Ressourcenschonend, sparsam und ästhetisch: das ist das Zollingerdach. Der Bauweise für gekrümmte Holzdächer wird an der HTWK neues Leben eingehaucht
Autorin: Katrin Haase
In Zeiten von Krisen sind wir besonders gefordert umzudenken, um neue Wege und Möglichkeiten zu erschließen. So regte das Ende des Ersten Weltkriegs und die damalige Material- und Wohnungsnot den Merseburger Stadtbaurat Friedrich Zollinger dazu an, eine besonders materialeffiziente Dachbauweise zu entwickeln. Das Resultat war eine gekrümmte, freitragende Dachkonstruktion aus kurzen Hölzern, heute bekannt als Zollingerdach. Damit wurden bis 1928 mehr als 1.000 Häuser und Hallen allein in Deutschland überdacht.
Vom Staunen zum Forschen
Wer in einem Gebäude mit Zollingerdach den Blick nach oben wendet, staunt über die wabenförmige, regel-mäßige Ästhetik der Lamellen, die das Dach stützen. So erging es auch Alexander Stahr, als er im Januar 2014 das erste Mal die Kunstgalerie Mutter Fourage in Berlin-Wannsee betrat und das Scheunendach des ehemaligen Hofguts bestaunte. Der Professor für Tragwerkslehre an der HTWK Leipzig beschloss, sich mit seinen Studierenden und der interdisziplinären Forschungsgruppe FLEX – ein Akronym aus den Begriffen Forschung, Lehre und Experiment – dem Zollingerdach zu widmen. Warum ist diese Bauweise heute so gut wie verschwunden, wenn sie doch so sparsam war? Was können wir heute, was Zollinger damals noch nicht konnte?

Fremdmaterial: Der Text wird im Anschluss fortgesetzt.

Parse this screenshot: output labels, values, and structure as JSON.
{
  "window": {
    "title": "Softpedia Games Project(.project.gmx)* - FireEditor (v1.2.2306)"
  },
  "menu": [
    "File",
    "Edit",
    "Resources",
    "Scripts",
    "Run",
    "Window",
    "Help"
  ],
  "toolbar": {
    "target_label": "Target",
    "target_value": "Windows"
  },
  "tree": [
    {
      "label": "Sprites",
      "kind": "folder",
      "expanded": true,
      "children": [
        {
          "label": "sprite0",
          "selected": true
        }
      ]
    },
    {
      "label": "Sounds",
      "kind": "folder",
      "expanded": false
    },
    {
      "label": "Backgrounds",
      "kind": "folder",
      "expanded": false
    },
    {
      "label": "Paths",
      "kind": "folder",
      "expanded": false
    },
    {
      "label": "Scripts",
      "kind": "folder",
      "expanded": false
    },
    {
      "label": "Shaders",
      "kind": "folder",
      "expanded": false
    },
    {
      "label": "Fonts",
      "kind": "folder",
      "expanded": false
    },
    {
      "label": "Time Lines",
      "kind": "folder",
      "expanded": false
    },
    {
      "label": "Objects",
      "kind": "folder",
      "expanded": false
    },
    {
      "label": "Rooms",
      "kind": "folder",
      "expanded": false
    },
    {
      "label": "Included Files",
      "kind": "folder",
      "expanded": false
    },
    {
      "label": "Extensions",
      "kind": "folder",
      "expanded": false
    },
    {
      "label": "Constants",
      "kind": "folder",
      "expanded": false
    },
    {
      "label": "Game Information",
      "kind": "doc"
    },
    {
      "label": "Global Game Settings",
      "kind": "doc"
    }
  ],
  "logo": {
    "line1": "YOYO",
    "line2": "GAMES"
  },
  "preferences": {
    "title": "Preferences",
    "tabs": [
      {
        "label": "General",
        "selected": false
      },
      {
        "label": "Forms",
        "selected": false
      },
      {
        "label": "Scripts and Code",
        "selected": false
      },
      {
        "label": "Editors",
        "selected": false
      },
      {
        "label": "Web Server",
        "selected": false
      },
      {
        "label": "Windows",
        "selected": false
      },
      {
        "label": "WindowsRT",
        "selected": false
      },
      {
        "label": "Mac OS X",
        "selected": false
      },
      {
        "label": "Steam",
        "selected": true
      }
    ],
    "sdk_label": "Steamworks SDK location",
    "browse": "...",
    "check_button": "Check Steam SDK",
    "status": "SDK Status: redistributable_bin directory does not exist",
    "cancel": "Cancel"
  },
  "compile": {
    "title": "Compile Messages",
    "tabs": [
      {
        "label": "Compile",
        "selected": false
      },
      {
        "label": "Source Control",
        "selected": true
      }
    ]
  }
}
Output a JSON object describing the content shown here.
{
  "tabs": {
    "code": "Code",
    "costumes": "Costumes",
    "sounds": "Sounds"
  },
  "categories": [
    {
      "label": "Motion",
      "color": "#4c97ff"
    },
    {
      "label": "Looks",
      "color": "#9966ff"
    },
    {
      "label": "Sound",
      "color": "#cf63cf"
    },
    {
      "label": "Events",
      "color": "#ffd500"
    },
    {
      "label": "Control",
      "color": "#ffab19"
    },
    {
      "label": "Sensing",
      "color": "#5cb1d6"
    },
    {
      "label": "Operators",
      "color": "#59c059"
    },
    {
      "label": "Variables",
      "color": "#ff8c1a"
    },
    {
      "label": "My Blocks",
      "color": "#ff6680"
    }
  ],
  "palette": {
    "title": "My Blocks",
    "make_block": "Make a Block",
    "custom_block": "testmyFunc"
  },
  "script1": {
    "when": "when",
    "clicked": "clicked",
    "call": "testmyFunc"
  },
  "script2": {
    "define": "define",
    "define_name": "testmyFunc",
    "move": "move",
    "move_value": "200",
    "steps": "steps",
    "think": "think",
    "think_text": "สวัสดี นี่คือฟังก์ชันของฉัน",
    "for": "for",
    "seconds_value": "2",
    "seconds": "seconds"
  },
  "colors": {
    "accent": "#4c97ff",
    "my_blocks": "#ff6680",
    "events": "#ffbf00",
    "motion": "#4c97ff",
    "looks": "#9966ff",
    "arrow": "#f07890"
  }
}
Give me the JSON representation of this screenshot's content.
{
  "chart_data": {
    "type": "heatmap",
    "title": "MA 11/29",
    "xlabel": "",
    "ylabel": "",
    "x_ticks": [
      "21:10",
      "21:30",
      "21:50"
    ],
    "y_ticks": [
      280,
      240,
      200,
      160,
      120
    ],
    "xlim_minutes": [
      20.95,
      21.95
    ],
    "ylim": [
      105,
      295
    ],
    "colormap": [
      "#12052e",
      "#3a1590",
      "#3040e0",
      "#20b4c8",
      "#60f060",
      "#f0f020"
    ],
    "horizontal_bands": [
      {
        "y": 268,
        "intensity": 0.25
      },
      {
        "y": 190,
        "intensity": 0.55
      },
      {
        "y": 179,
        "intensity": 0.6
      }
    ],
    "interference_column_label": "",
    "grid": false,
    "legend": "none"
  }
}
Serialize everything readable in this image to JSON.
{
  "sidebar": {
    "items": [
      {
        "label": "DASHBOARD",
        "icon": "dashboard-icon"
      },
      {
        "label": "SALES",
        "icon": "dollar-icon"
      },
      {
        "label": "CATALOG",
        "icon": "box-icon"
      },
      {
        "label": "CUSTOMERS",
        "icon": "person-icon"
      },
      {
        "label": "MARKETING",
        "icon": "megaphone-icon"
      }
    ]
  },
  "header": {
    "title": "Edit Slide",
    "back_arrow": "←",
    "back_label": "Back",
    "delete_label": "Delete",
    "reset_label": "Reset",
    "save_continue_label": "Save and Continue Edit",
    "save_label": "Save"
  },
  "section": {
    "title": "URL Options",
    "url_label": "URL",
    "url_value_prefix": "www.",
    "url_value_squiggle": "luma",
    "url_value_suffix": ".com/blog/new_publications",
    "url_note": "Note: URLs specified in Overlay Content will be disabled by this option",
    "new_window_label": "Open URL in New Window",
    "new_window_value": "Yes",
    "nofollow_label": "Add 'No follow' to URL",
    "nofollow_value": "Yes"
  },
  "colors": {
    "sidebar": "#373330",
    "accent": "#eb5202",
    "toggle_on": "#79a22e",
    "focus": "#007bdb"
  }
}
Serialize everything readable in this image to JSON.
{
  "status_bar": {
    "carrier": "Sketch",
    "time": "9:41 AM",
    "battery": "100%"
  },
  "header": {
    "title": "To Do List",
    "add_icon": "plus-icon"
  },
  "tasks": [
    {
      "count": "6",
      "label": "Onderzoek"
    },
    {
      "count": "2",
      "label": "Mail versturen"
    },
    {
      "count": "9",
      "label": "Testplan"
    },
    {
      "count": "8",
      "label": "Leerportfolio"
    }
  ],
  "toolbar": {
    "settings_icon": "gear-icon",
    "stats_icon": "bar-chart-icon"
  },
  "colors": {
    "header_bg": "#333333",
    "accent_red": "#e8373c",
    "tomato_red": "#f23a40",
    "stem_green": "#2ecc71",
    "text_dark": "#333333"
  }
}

Diesen Fragen ging Stahr zunächst in wöchentlichen Meetings mit Bauingenieur- und Architekturstudierenden nach. Schnell kam die Frage nach der Geometrie auf. Es wurde gelesen, getüftelt und programmiert, bis das Prinzip entschlüsselt war. „Die Besonderheit ist der Zuschnitt der Lamellen. Sie sind nicht rechtwinklig, sondern an beiden Enden windschief und an den Oberseiten kreisbogenförmig zugeschnitten. Daraus ergibt sich ein gekrümmtes Dach. Diese Geometrie ist alles andere als trivial“, so Stahr. Die Studierenden rechneten, sägten, bauten Modelle, machten Belastungstests und verbesserten Details, bis ein großmaßstäbliches Modell fertig war. Das 5 Meter lange, 3 Meter breite und 2 Meter hohe Modell präsentierte das FLEX-Team im Jahr 2016 auf der Denkmal-Messe in Leipzig und erhielt dafür eine Goldmedaille für herausragende Leistungen in der Denkmalpflege in Europa.
Vor- und Nachteile
„Das Zollingerdach spart 30 bis 40 Prozent Holz im Vergleich zu anderen Dachstuhl- und Hallendachkonstruktionen aus Brettschichtholz“, erläutert Cristoph Dijoux einige Vorteile des Dachs. Noch dazu habe es eine einmalige Ästhetik, eine sehr gute Klimabilanz und bestehe im Kern aus zwei standardisierten Bauteilen. „Es gibt nur zwei Typen Lamellen, die spiegelverkehrt sind, ähnlich wie ein rechter und ein linker Schuh“, so der Bauingenieur weiter. Dijoux war einer der Studierenden, die gemeinsam mit Alexander Stahr das erste Zollingerdachmodell bauten. Als wissenschaftlicher Mitarbeiter beschäftigt sich Dijoux intensiv mit der Dachkonstruktion. In seiner Doktorarbeit untersucht er, wie die Montage von gekrümmten Holzkonstruktionen grundlegend vereinfacht werden kann.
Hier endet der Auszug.